I disagree with the version that replaces ‘MIRI’s theories’ with ‘mathematical theories of embedded rationality’
Yeah, I think this is the sense in which realism about rationality is an important disagreement.
But also, to the extent that your theory is mathematisable and comes with ‘error bars’
Yeah, I agree that this would make it easier to build multiple levels of abstractions “on top”. I also would be surprised if mathematical theories of embedded rationality came with tight error bounds (where “tight” means “not so wide as to be useless”). For example, current theories of generalization in deep learning do not provide tight error bounds to my knowledge, except in special cases that don’t apply to the main successes of deep learning.
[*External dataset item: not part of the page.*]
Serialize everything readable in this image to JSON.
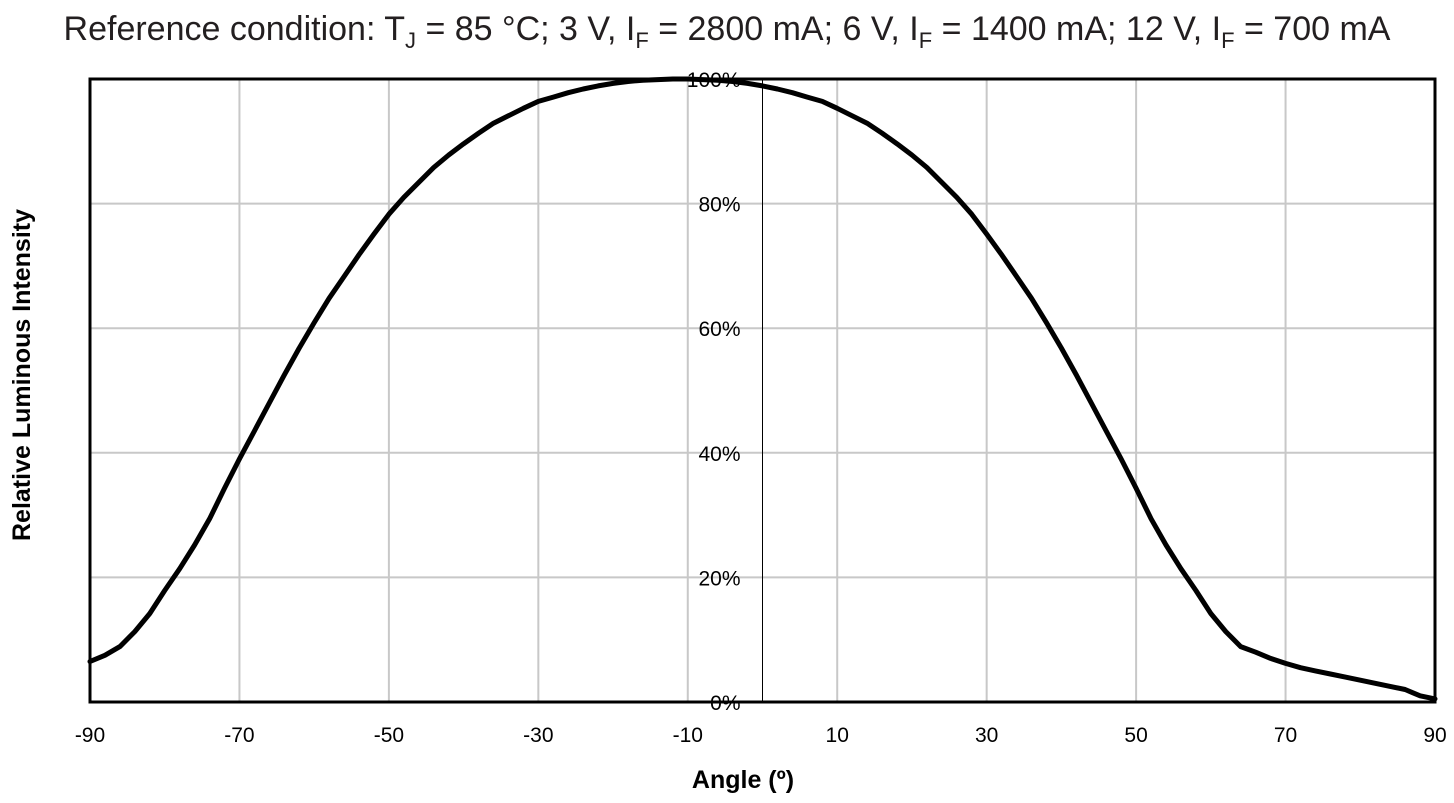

When I read a MIRI paper, it typically seems to me that the theories discussed are pretty abstract, and as such there are more levels below than above. [...] They are also mathematised enough that I’m optimistic about upwards abstraction having the possibility of robustness.
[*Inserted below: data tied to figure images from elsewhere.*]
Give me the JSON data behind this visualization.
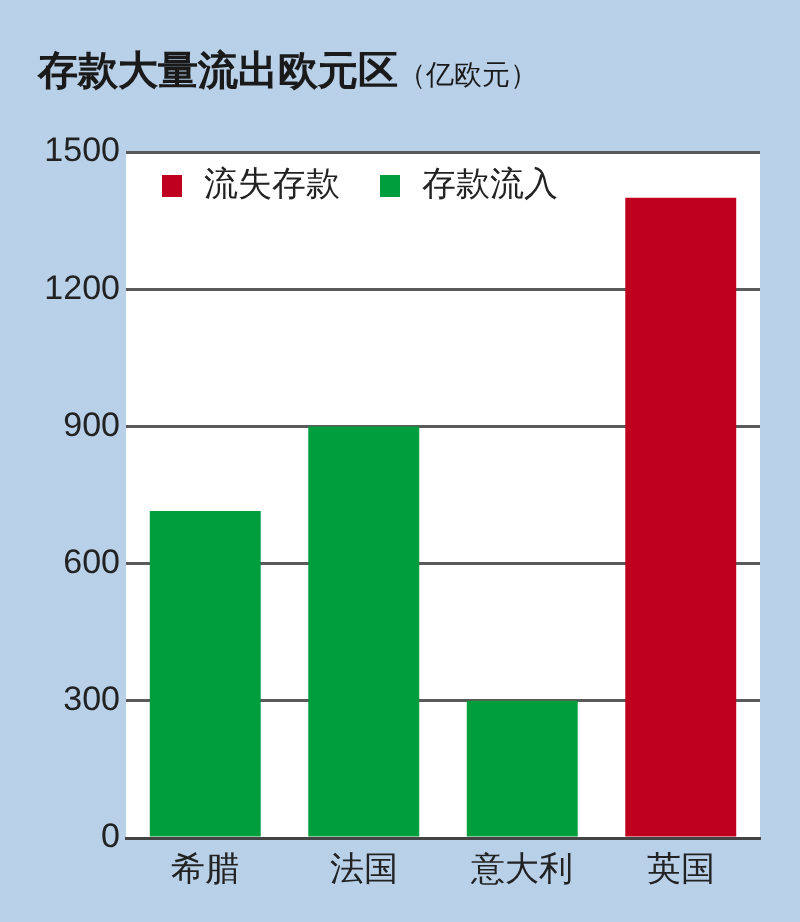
{
  "chart_data": {
    "type": "bar",
    "title": "存款大量流出欧元区",
    "subtitle": "（亿欧元）",
    "categories": [
      "希腊",
      "法国",
      "意大利",
      "英国"
    ],
    "series": [
      {
        "name": "流失存款",
        "color": "#c0001f",
        "values": [
          null,
          null,
          null,
          1400
        ]
      },
      {
        "name": "存款流入",
        "color": "#009e3d",
        "values": [
          715,
          900,
          300,
          null
        ]
      }
    ],
    "ylim": [
      0,
      1500
    ],
    "yticks": [
      0,
      300,
      600,
      900,
      1200,
      1500
    ],
    "grid": "y",
    "legend": "top left"
  }
}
The levels below seem mostly unproblematic (except for machine learning, which in the form of deep learning is often under-theorised).
I am basically only concerned about machine learning, when I say that you can’t build on the theories. My understanding of MIRI’s mainline story of impact is that they develop some theory that AI researchers use to change the way they do machine learning that leads to safe AI. This sounds to me like there are multiple levels of inference: “MIRI’s theory” → “machine learning” → “AGI”. This isn’t exactly layers of abstraction, but I think the same principle applies, and this seems like too many layers.
You could imagine other stories of impact, and I’d have other questions about those, e.g. if the story was “MIRI’s theory will tell us how to build aligned AGI without machine learning”, I’d be asking when the theory was going to include computational complexity.